The photo is a crop of the portrait of Lena Soderberg, a Swedish model, that originally appeared in a 1972 issue of Playboy.
It is a commonly-used image for testing printing techniques.
In the journal Nature Nanotechnology, the researchers stated that the device could produce colour images of up to 100,000 dots per inch - 10 times as many as a high-end home printer.
The method could be used to print tiny watermarks or secret messages for security purposes, said the scientists.
"Our colour-mapping strategy produces images with both sharp colour changes and fine tonal variations, is amenable to large-volume colour printing… and could be useful in making micro-images for security," in its research paper.
'Clever way'
According to Chad Mirkin, a nanotechnology professor from Chicago's Northwestern University who was not involved in the study, the result is "approaching the limit of what is possible to print in colour".
If the pixels were brought any closer, light reflecting off them would diffract, causing the two objects to blur together.
To obtain the image, the team used tiny silver and gold particles, which, when arranged in a certain manner, produced colour.
"This is a clever way of creating desired colours," said Prof Mirkin.
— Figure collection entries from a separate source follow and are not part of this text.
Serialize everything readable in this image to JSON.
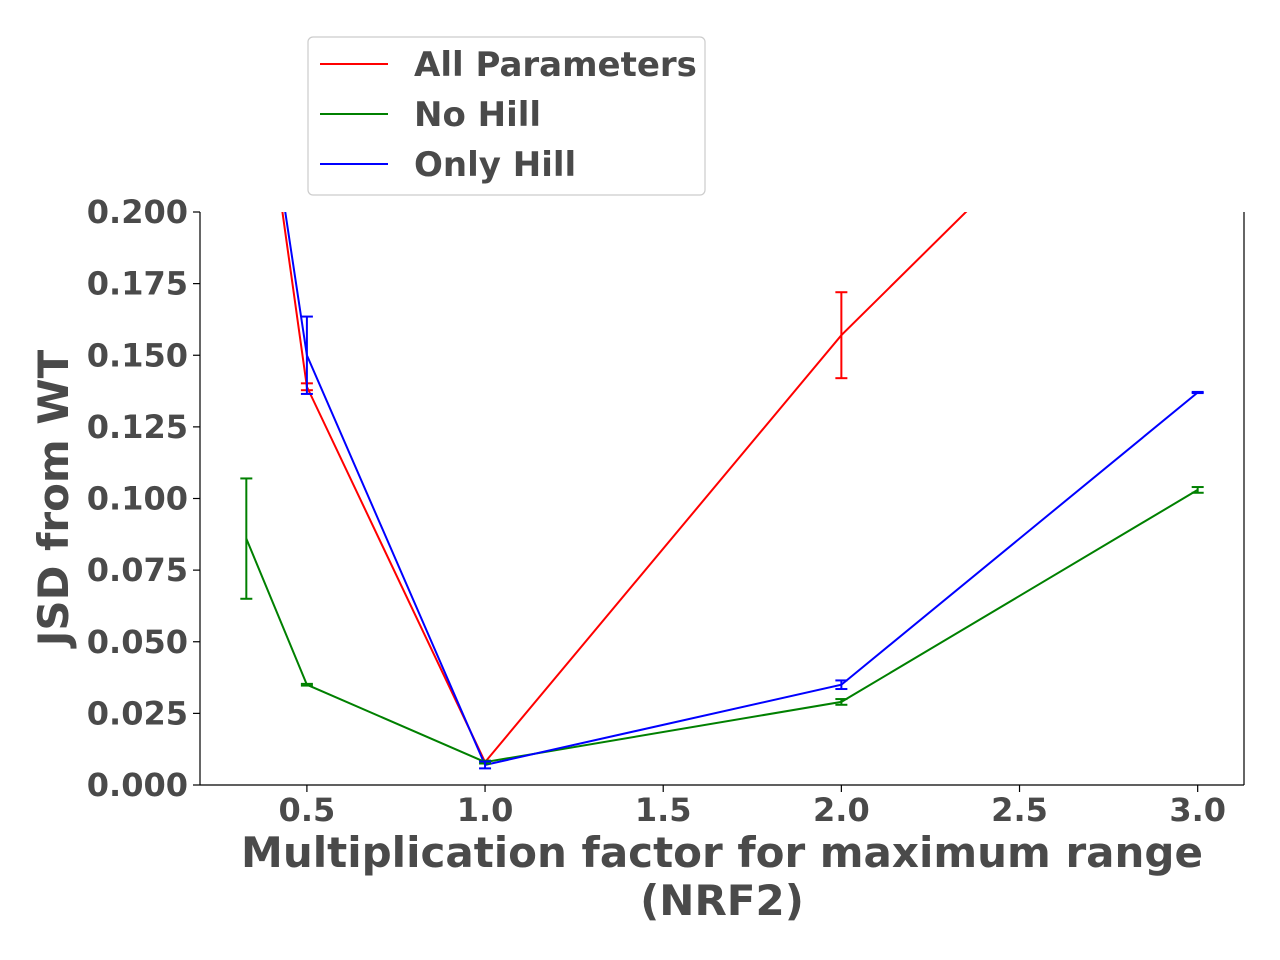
{
  "chart_data": {
    "type": "line",
    "title": "",
    "xlabel_lines": [
      "Multiplication factor for maximum range",
      "(NRF2)"
    ],
    "ylabel": "JSD from WT",
    "xlim": [
      0.2,
      3.13
    ],
    "ylim": [
      0.0,
      0.2
    ],
    "xticks": [
      0.5,
      1.0,
      1.5,
      2.0,
      2.5,
      3.0
    ],
    "xtick_labels": [
      "0.5",
      "1.0",
      "1.5",
      "2.0",
      "2.5",
      "3.0"
    ],
    "yticks": [
      0.0,
      0.025,
      0.05,
      0.075,
      0.1,
      0.125,
      0.15,
      0.175,
      0.2
    ],
    "ytick_labels": [
      "0.000",
      "0.025",
      "0.050",
      "0.075",
      "0.100",
      "0.125",
      "0.150",
      "0.175",
      "0.200"
    ],
    "legend_position": "top, above plot, left-center",
    "grid": false,
    "series": [
      {
        "name": "All Parameters",
        "color": "#ff0000",
        "x": [
          0.33,
          0.5,
          1.0,
          2.0,
          3.0
        ],
        "y": [
          0.29,
          0.139,
          0.008,
          0.157,
          0.28
        ],
        "err": [
          0.0,
          0.0012,
          0.0,
          0.015,
          0.0
        ]
      },
      {
        "name": "No Hill",
        "color": "#008000",
        "x": [
          0.33,
          0.5,
          1.0,
          2.0,
          3.0
        ],
        "y": [
          0.086,
          0.035,
          0.008,
          0.029,
          0.103
        ],
        "err": [
          0.021,
          0.0003,
          0.0005,
          0.001,
          0.001
        ]
      },
      {
        "name": "Only Hill",
        "color": "#0000ff",
        "x": [
          0.33,
          0.5,
          1.0,
          2.0,
          3.0
        ],
        "y": [
          0.29,
          0.15,
          0.007,
          0.035,
          0.137
        ],
        "err": [
          0.0,
          0.0135,
          0.0012,
          0.0015,
          0.0002
        ]
      }
    ]
  }
}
"Instead of taking normal dyes and using conventional printing, they're making colours out of one material by adjusting nanostructure in a lithographic [a technique to create patterns] experiment.
"They're getting these high-resolution images in a context of colour, and getting the colour in a way different from dyes that make up clothing or pigments in paint."
He stressed that it was not, however, an advance in high-resolution printing, as there were other techniques that were substantially superior.
For instance, scientists at the University of Nottingham created a microscopic portrait of the Queen to mark the Diamond Jubilee that was so small it could fit on a standard postage stamp 300,000 times.
First lady of the net
Ms Soderberg's picture was first used as a test image in 1973.
An assistant professor of electrical engineering at the University of Southern California Signal and Image Processing Institute Alexander Sawchuk was looking around his lab for an image to scan for a colleague's conference paper.
He wanted a different picture from his team's usual test images, and when someone came in with a recent issue of Playboy, he used the centrefold.
The scan became one of the most used images in computer history, and the model became dubbed the "first lady of the internet".